Yes. There was just recently a post about a person who got his life saved by chatGPT reading his blood results and saying "ER. NOW." Would that Medical result PDF be anonymized here? Stripping PI from random pdfs, sounds like a very nontrivial problem.

What if, instead of random internet person, some celebrity asks Chatgpt about some spicy Medical results? Would the journalist reviewing the logs resist the temptation of "accidentally finding the test results in a garbage bin"?

What I read here, is "don't discuss with chatgpt anything you wouldn't be comfortable becoming public knowledge.".

diggan

> What I read here, is "don't discuss with chatgpt anything you wouldn't be comfortable becoming public knowledge.".

For the last two decades, I've lived by a similar mantra: Don't send anything over the internet you aren't comfortable becoming public knowledge.

Make the mantra broad enough and you don't have to care about specific services, they all the chance of leaking what is supposed to be "secret'.

diggan

> Like from a customer standpoint that's the worst industry

I guess it depends on the country, but generally journalists are some of the more principled workers when it comes to protecting the privacy of the people they interact with. Probably the industry where Signal has the highest amount of usage, if I would guess.

But again, really depends on the country. My perspective is probably biased by growing up in Sweden.

dannyw

A journalist that wilfully breaks a legally binding confidentiality agreement, is actually a terrible sign for them.

Media conglomerates will deeply worry about a journo leaking their dirty internal secrets if they morally disagree. Disney, Comcast, Fox, or Bezos don’t want them.

Sources will worry about confidentiality. If a journo confirms something is off the record, it’s off the record. No buts. This is treated very seriously: it ruins the entire publication’s reputation and ability to talk to sources.

If a naive journos tries, it’ll be killed by their editor, if not the editor-in-chief, probably under the veneer of legal and/or ethical grounds.

Of course, a journo can talk to someone else who chooses to disclose whatever, be protected, etc, and that’s how it’s done. But the oldest adage in journalism is: “don’t be the story”.

It’s probably one of the best professions, tbh, as paradoxical as it sounds.

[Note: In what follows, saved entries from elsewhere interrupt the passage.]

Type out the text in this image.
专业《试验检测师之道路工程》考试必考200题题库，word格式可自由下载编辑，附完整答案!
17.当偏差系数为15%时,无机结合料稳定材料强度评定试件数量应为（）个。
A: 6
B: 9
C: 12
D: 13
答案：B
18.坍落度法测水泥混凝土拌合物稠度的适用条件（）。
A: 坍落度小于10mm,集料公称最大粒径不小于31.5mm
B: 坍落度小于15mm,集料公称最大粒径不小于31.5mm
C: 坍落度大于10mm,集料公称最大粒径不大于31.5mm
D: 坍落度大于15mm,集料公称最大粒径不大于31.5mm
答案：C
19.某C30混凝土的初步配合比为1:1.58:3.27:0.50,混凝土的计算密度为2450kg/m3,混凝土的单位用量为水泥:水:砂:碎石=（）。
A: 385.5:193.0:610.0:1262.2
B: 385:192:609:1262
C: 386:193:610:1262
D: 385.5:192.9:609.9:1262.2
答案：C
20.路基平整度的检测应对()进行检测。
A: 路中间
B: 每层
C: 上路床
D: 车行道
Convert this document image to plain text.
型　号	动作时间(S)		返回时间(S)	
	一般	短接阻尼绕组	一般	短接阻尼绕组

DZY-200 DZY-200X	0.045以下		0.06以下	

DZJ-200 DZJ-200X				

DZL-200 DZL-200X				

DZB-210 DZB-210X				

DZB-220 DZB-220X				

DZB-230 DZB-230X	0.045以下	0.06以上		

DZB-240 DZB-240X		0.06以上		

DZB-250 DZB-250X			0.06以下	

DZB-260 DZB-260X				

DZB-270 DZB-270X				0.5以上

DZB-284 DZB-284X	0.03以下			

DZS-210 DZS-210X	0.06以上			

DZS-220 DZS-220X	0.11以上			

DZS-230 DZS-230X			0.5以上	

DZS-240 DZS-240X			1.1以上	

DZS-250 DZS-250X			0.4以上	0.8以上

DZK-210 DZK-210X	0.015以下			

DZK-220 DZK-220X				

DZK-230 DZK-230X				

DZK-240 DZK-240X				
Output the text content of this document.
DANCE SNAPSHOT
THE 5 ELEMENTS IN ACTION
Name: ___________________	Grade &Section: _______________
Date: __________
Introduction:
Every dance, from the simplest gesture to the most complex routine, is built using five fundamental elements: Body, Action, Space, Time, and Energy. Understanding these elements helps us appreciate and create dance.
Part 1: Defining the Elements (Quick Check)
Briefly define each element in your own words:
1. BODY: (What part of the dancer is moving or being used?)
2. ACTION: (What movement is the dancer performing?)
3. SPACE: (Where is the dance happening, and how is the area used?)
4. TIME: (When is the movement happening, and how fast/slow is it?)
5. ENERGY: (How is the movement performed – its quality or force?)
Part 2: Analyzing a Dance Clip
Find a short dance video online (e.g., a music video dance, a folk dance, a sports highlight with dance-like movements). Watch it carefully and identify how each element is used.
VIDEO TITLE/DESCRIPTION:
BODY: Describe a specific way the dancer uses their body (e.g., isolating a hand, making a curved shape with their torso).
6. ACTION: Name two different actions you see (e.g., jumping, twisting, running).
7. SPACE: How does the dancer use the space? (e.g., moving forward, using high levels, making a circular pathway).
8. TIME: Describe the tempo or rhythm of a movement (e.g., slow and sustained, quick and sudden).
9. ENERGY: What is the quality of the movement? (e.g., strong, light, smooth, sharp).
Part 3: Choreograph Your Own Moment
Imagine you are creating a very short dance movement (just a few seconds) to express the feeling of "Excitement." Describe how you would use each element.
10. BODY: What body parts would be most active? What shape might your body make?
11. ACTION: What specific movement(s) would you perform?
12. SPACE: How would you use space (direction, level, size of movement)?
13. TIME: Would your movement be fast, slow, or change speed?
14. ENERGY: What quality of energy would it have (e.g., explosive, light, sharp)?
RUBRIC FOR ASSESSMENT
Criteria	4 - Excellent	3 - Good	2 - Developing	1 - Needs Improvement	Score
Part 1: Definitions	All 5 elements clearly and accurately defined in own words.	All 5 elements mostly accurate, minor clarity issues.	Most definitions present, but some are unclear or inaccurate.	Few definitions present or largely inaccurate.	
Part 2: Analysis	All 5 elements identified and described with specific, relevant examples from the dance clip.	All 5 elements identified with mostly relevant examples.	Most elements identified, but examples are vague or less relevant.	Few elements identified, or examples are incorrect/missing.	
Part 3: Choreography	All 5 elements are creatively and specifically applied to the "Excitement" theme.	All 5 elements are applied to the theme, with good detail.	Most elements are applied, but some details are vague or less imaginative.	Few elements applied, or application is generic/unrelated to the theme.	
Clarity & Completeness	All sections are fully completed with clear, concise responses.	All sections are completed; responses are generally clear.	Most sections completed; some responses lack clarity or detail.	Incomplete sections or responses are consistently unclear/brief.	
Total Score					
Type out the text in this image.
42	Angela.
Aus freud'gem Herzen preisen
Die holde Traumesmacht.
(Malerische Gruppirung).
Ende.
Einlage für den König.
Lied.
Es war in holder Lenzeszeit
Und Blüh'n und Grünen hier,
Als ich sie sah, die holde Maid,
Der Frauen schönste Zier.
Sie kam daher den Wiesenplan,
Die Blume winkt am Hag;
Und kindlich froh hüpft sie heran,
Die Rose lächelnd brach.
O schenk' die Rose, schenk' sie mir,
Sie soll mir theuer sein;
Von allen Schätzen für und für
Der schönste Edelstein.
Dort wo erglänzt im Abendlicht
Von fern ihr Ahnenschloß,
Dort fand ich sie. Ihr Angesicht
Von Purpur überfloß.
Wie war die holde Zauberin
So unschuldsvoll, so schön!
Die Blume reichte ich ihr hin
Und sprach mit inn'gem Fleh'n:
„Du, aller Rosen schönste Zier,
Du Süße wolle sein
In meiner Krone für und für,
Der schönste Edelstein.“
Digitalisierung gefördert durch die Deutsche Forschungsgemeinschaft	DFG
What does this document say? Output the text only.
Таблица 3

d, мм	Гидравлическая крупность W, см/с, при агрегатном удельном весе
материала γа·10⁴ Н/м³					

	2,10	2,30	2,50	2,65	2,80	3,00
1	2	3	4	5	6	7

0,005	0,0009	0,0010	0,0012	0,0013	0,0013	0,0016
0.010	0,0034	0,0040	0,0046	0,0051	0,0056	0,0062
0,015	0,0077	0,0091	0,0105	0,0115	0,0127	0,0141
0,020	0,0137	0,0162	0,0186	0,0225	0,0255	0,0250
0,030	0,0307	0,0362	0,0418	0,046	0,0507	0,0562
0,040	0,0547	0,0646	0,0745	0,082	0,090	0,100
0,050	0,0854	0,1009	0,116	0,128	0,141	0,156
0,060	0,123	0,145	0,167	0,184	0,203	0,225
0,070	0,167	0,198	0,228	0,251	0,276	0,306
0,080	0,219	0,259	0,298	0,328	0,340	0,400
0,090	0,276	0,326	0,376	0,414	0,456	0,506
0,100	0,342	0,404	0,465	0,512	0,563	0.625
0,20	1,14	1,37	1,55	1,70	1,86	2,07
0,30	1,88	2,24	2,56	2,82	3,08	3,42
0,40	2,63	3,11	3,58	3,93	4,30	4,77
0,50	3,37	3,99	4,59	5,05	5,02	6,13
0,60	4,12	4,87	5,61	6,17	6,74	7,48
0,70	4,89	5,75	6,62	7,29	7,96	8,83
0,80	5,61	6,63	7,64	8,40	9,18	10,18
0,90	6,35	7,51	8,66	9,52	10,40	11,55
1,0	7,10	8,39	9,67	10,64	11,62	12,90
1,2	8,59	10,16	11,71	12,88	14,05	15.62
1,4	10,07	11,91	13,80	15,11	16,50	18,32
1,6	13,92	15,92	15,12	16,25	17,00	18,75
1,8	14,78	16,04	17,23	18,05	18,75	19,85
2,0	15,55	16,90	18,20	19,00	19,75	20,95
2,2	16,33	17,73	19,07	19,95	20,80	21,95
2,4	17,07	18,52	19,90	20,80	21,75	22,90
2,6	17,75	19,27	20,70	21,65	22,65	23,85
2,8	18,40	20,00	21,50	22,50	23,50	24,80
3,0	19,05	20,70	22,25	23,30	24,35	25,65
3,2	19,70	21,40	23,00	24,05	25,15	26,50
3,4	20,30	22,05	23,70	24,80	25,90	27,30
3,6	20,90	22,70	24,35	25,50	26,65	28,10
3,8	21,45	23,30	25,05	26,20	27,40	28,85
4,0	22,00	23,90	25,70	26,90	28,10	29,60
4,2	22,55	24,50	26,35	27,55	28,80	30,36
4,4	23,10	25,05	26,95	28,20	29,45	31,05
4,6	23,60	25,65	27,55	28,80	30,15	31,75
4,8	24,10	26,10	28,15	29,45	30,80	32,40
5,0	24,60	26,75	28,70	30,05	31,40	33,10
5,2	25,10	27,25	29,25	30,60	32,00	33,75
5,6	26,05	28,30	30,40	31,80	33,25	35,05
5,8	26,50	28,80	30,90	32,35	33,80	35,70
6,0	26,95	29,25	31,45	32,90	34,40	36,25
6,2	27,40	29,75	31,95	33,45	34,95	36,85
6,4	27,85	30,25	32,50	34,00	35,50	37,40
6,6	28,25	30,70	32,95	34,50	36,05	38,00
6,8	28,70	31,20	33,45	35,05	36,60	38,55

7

Remember that the journalism industry, as a whole, is not the idealised dream you think it is.

pastage

I agree with you.. Though it took me a few read throughs before I understood you liked journalists for this job. I find it interesting that it is so hard to understand people in.

dullcrisp

Why are you saying it like it’s a veneer of legal or ethical grounds? Publishing something that was said off the record would be a violation of professional ethics, whether you personally agree with those ethics or not.

danielscrubs

”The skills the recruiter alluded to were her journalism experience — her professional writing, research, and fact-checking abilities”

Anyone want to tell them?

jgalt212

Google killed journalism years ago. It was once a well compensated, high prestige job with nice perks. The recruits should get the money while they can.

I've been very disappointed by the MSM over the last 15 years, but I think a good portion of this disappointment can be attributed to the talent pool drying up.

Kuinox

The 3D printed figure have some serious layer shifting.